I would like to graph this, but do it intelligently. In general, we have
learned now to look at functions of the form
a cos(omega t) + b sin(omega t)
as periodic solutions to linear equations with sinusoidal signal, so let's
think about such a function in general. It reminds one of the trig identity
(which I write multiplied by A):
A cos(omega t - phi) = A(cos phi) cos(omega t) + A(sin phi) sin(omega t)
In fact it IS the right hand side of this if we have
a = A cos phi, b = A sin phi.
This is trigonometry: if you plot the point (a,b), its polar coordinates
(A, phi) are determined by this relation.
So: The function a cos(omega t) + b sin(omega t) is not only periodic,
it is sinusoidal! - and the amplitude and phase lag can be gotten from the
triangle.
In our particular case, with (a,b) = (1,2), we have A = sqrt(5) = 2.2361...
and phi = arctan(2) = 1.1071... .
We learn that the tide in the bay has amplitude only 2.2361 feet high
(i.e. 1/sqrt(5) , or about 45%, of the height of the tide in the ocean)
and that it is delayed by a phase lag of 1.1071 radians, i.e. arctan(2)/2pi
or about 18% of a full period; the period is 4pi so the time lag is
2 arctan(2) = 2.2142... hours.
This is the only periodic solution to (*) , but not the only solution.
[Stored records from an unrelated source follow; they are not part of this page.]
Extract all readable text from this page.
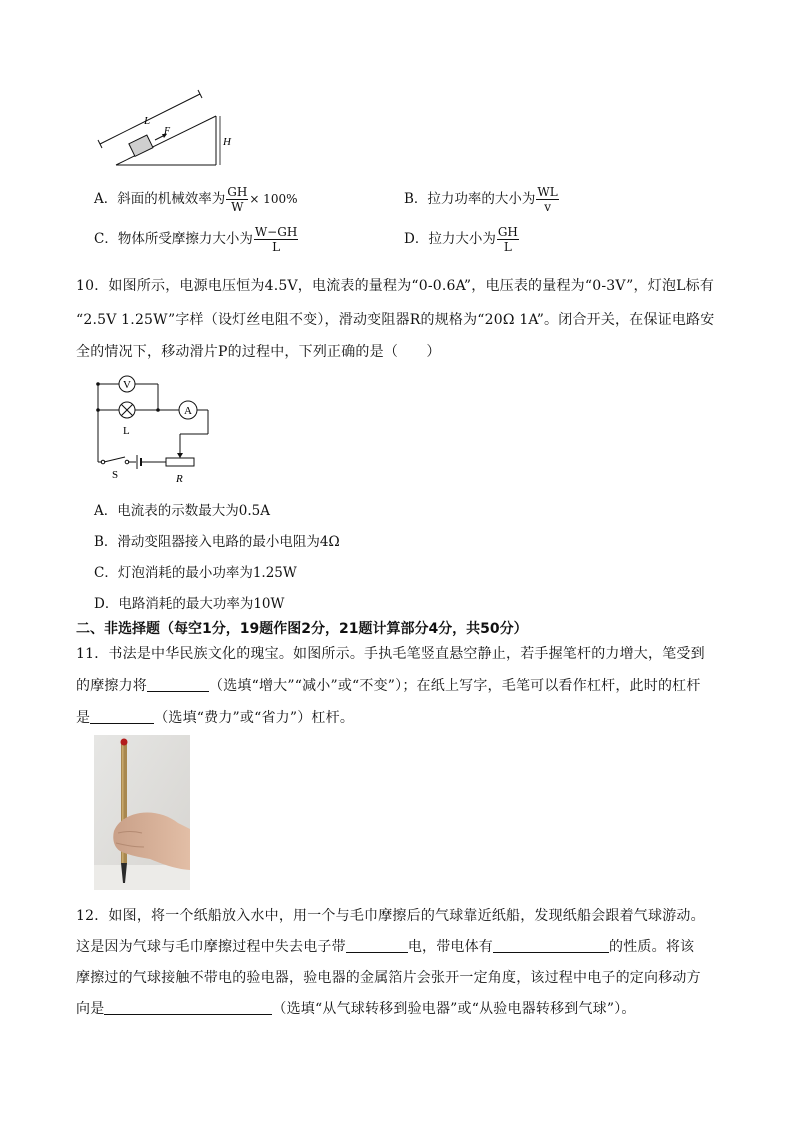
L
F
H
A．斜面的机械效率为 $\frac{GH}{W} \times 100\%$	B．拉力功率的大小为 $\frac{WL}{v}$
C．物体所受摩擦力大小为 $\frac{W-GH}{L}$	D．拉力大小为 $\frac{GH}{L}$
10．如图所示，电源电压恒为4.5V，电流表的量程为“0-0.6A”，电压表的量程为“0-3V”，灯泡L标有
“2.5V 1.25W”字样（设灯丝电阻不变），滑动变阻器R的规格为“20Ω 1A”。闭合开关，在保证电路安
全的情况下，移动滑片P的过程中，下列正确的是（　　）
V
L
A
R
S
A．电流表的示数最大为0.5A
B．滑动变阻器接入电路的最小电阻为4Ω
C．灯泡消耗的最小功率为1.25W
D．电路消耗的最大功率为10W
二、非选择题（每空1分，19题作图2分，21题计算部分4分，共50分）
11．书法是中华民族文化的瑰宝。如图所示。手执毛笔竖直悬空静止，若手握笔杆的力增大，笔受到
的摩擦力将	（选填“增大”“减小”或“不变”）；在纸上写字，毛笔可以看作杠杆，此时的杠杆
是	（选填“费力”或“省力”）杠杆。
12．如图，将一个纸船放入水中，用一个与毛巾摩擦后的气球靠近纸船，发现纸船会跟着气球游动。
这是因为气球与毛巾摩擦过程中失去电子带	电，带电体有	的性质。将该
摩擦过的气球接触不带电的验电器，验电器的金属箔片会张开一定角度，该过程中电子的定向移动方
向是	（选填“从气球转移到验电器”或“从验电器转移到气球”）。
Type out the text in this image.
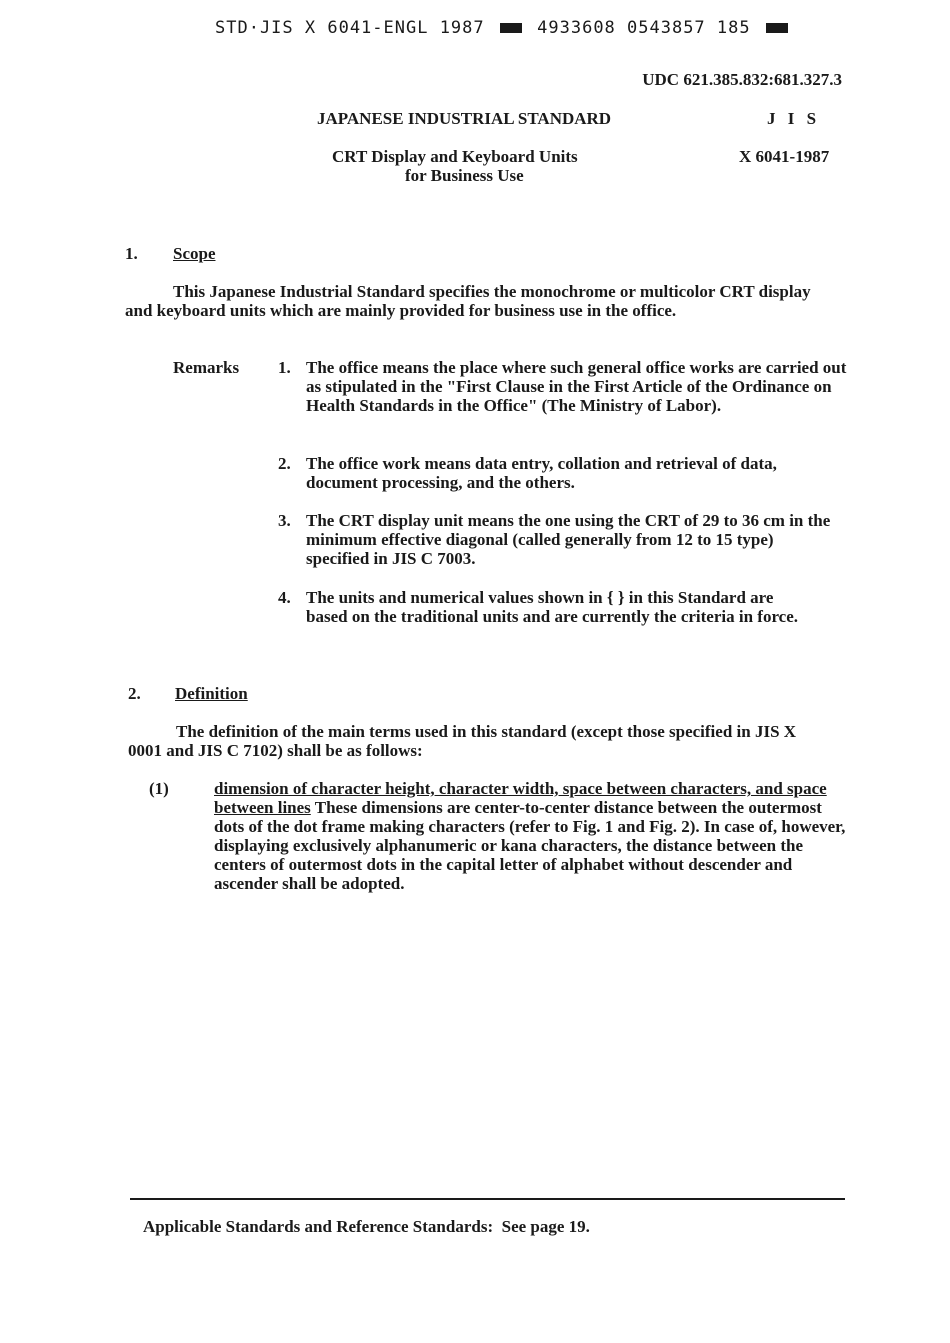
STD·JIS X 6041-ENGL 1987	4933608 0543857 185
UDC 621.385.832:681.327.3
JAPANESE INDUSTRIAL STANDARD	J I S
CRT Display and Keyboard Units
for Business Use
X 6041-1987
1. Scope
This Japanese Industrial Standard specifies the monochrome or multicolor CRT display and keyboard units which are mainly provided for business use in the office.
Remarks 1. The office means the place where such general office works are carried out as stipulated in the "First Clause in the First Article of the Ordinance on Health Standards in the Office" (The Ministry of Labor).
2. The office work means data entry, collation and retrieval of data, document processing, and the others.
3. The CRT display unit means the one using the CRT of 29 to 36 cm in the minimum effective diagonal (called generally from 12 to 15 type) specified in JIS C 7003.
4. The units and numerical values shown in { } in this Standard are based on the traditional units and are currently the criteria in force.
2. Definition
The definition of the main terms used in this standard (except those specified in JIS X 0001 and JIS C 7102) shall be as follows:
(1)	dimension of character height, character width, space between characters, and space between lines These dimensions are center-to-center distance between the outermost dots of the dot frame making characters (refer to Fig. 1 and Fig. 2). In case of, however, displaying exclusively alphanumeric or kana characters, the distance between the centers of outermost dots in the capital letter of alphabet without descender and ascender shall be adopted.
Applicable Standards and Reference Standards:  See page 19.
If you recall, the general solution to a linear equation has the form
x = xp + c xh
where xh is a nonzero solution of the associated homogeneous equation:
x = xp + c e^{-t/4}
in our case. The extra term is needed to allow various different initial
conditions. For example maybe a dam keeps the height of the bay at a certain
level, and it is then released. The tide in the bay differs from xp at
first, but quickly "relaxes" to the periodic solution. The other term,
c e^{-t/4}, is the "transient."